Meaning of “critical value”
how to find critical value in a hypothesis test: select the null distribution of the test statistic \(T\), decide whether the test is left-, right-, or two-tailed, then compute the cutoff quantile(s) so that the rejection region has total probability \(\alpha\) under \(H_0\).
Step 1: Identify the null distribution of the test statistic
Critical values come from the sampling distribution of the statistic under the null hypothesis \(H_0\). Typical choices:
- z test: \(T=Z \sim N(0,1)\) under \(H_0\).
- t test: \(T \sim t_{\nu}\) under \(H_0\) with degrees of freedom \(\nu\).
- Chi-square tests: \(T \sim \chi^2_{\nu}\) under \(H_0\).
- F tests / ANOVA: \(T \sim F_{\nu_1,\nu_2}\) under \(H_0\).
Step 2: Determine the tail direction from the alternative hypothesis
- Right-tailed: \(H_a\) uses “greater than” (\(>\)); reject for large values of \(T\).
- Left-tailed: \(H_a\) uses “less than” (\(<\)); reject for small values of \(T\).
- Two-tailed: \(H_a\) uses “not equal” (\(\ne\)); reject for extreme values in both tails.
Step 3: Allocate \(\alpha\) to the tail area(s)
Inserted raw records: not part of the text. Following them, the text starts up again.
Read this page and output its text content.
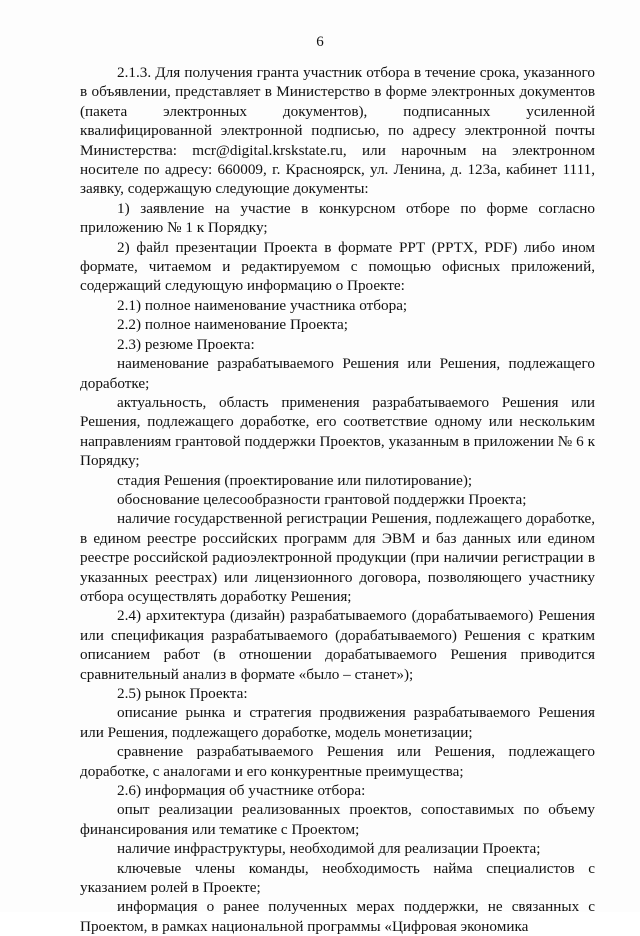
6

2.1.3. Для получения гранта участник отбора в течение срока, указанного в объявлении, представляет в Министерство в форме электронных документов (пакета электронных документов), подписанных усиленной квалифицированной электронной подписью, по адресу электронной почты Министерства: mcr@digital.krskstate.ru, или нарочным на электронном носителе по адресу: 660009, г. Красноярск, ул. Ленина, д. 123а, кабинет 1111, заявку, содержащую следующие документы:

1) заявление на участие в конкурсном отборе по форме согласно приложению № 1 к Порядку;

2) файл презентации Проекта в формате PPT (PPTX, PDF) либо ином формате, читаемом и редактируемом с помощью офисных приложений, содержащий следующую информацию о Проекте:

2.1) полное наименование участника отбора;

2.2) полное наименование Проекта;

2.3) резюме Проекта:

наименование разрабатываемого Решения или Решения, подлежащего доработке;

актуальность, область применения разрабатываемого Решения или Решения, подлежащего доработке, его соответствие одному или нескольким направлениям грантовой поддержки Проектов, указанным в приложении № 6 к Порядку;

стадия Решения (проектирование или пилотирование);

обоснование целесообразности грантовой поддержки Проекта;

наличие государственной регистрации Решения, подлежащего доработке, в едином реестре российских программ для ЭВМ и баз данных или едином реестре российской радиоэлектронной продукции (при наличии регистрации в указанных реестрах) или лицензионного договора, позволяющего участнику отбора осуществлять доработку Решения;

2.4) архитектура (дизайн) разрабатываемого (дорабатываемого) Решения или спецификация разрабатываемого (дорабатываемого) Решения с кратким описанием работ (в отношении дорабатываемого Решения приводится сравнительный анализ в формате «было – станет»);

2.5) рынок Проекта:

описание рынка и стратегия продвижения разрабатываемого Решения или Решения, подлежащего доработке, модель монетизации;

сравнение разрабатываемого Решения или Решения, подлежащего доработке, с аналогами и его конкурентные преимущества;

2.6) информация об участнике отбора:

опыт реализации реализованных проектов, сопоставимых по объему финансирования или тематике с Проектом;

наличие инфраструктуры, необходимой для реализации Проекта;

ключевые члены команды, необходимость найма специалистов с указанием ролей в Проекте;

информация о ранее полученных мерах поддержки, не связанных с Проектом, в рамках национальной программы «Цифровая экономика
The total probability of the rejection region under \(H_0\) is \(\alpha\).
- One-tailed: one tail gets area \(\alpha\).
- Two-tailed: each tail gets area \(\alpha/2\).
Step 4: Compute the critical value(s) as quantiles (inverse-CDF)
Let \(F_T\) be the CDF of \(T\) under \(H_0\). Critical values are quantiles of \(F_T\):
- Left-tailed cutoff \(c_L\): \[ P(T \le c_L)=\alpha \quad \Longrightarrow \quad c_L=F_T^{-1}(\alpha). \]
- Right-tailed cutoff \(c_R\): \[ P(T \ge c_R)=\alpha \quad \Longleftrightarrow \quad P(T \le c_R)=1-\alpha \quad \Longrightarrow \quad c_R=F_T^{-1}(1-\alpha). \]
- Two-tailed cutoffs \(c_L,c_R\): \[ c_L=F_T^{-1}\!\left(\frac{\alpha}{2}\right), \qquad c_R=F_T^{-1}\!\left(1-\frac{\alpha}{2}\right). \]
| Tail type | Rejection region | How to find the critical value(s) |
|---|---|---|
| Left-tailed | \(T \le c_L\) | \(c_L=F_T^{-1}(\alpha)\) |
| Right-tailed | \(T \ge c_R\) | \(c_R=F_T^{-1}(1-\alpha)\) |
| Two-tailed | \(T \le c_L\) or \(T \ge c_R\) | \(c_L=F_T^{-1}(\alpha/2)\), \(c_R=F_T^{-1}(1-\alpha/2)\) |
Visualization: critical values as cutoffs on a null distribution
Worked example: finding a z critical value
Consider a z test for a population mean with \(\alpha=0.01\) and a right-tailed alternative (\(H_a: \mu > \mu_0\)).
- Right-tailed implies a single upper tail of size \(\alpha=0.01\).
- Find the \(1-\alpha=0.99\) quantile of the standard normal distribution.
- The critical value is \[ c_R=z_{0.99}, \] and the rejection region is \(Z \ge z_{0.99}\).
The numerical value of \(z_{0.99}\) is obtained from a standard normal table or an inverse-normal function; the procedure above is the statistical calculation.
How the same steps apply to t, \(\chi^2\), and F
- t critical value: replace \(z_{\cdot}\) by \(t_{\cdot,\nu}\) (degrees of freedom \(\nu\)). For a two-tailed t test, use \(t_{1-\alpha/2,\nu}\) and \(-t_{1-\alpha/2,\nu}\).
- \(\chi^2\) critical value: use \(\chi^2_{1-\alpha,\nu}\) for a right tail and \(\chi^2_{\alpha,\nu}\) for a left tail. The distribution is not symmetric, so the two-tailed cutoffs are \(\chi^2_{\alpha/2,\nu}\) and \(\chi^2_{1-\alpha/2,\nu}\) (not negatives of each other).
- F critical value: for a right-tailed test (common in ANOVA), use \(F_{1-\alpha,\nu_1,\nu_2}\) so that \(P(F_{\nu_1,\nu_2} \ge c_R)=\alpha\).
Checklist
- Confirm the test statistic and its null distribution (including degrees of freedom when needed).
- Read tail direction from \(H_a\).
- Split \(\alpha\) across tails if two-tailed.
- Compute the quantile(s) using \(F_T^{-1}\) at \(\alpha\), \(1-\alpha\), \(\alpha/2\), and \(1-\alpha/2\) as appropriate.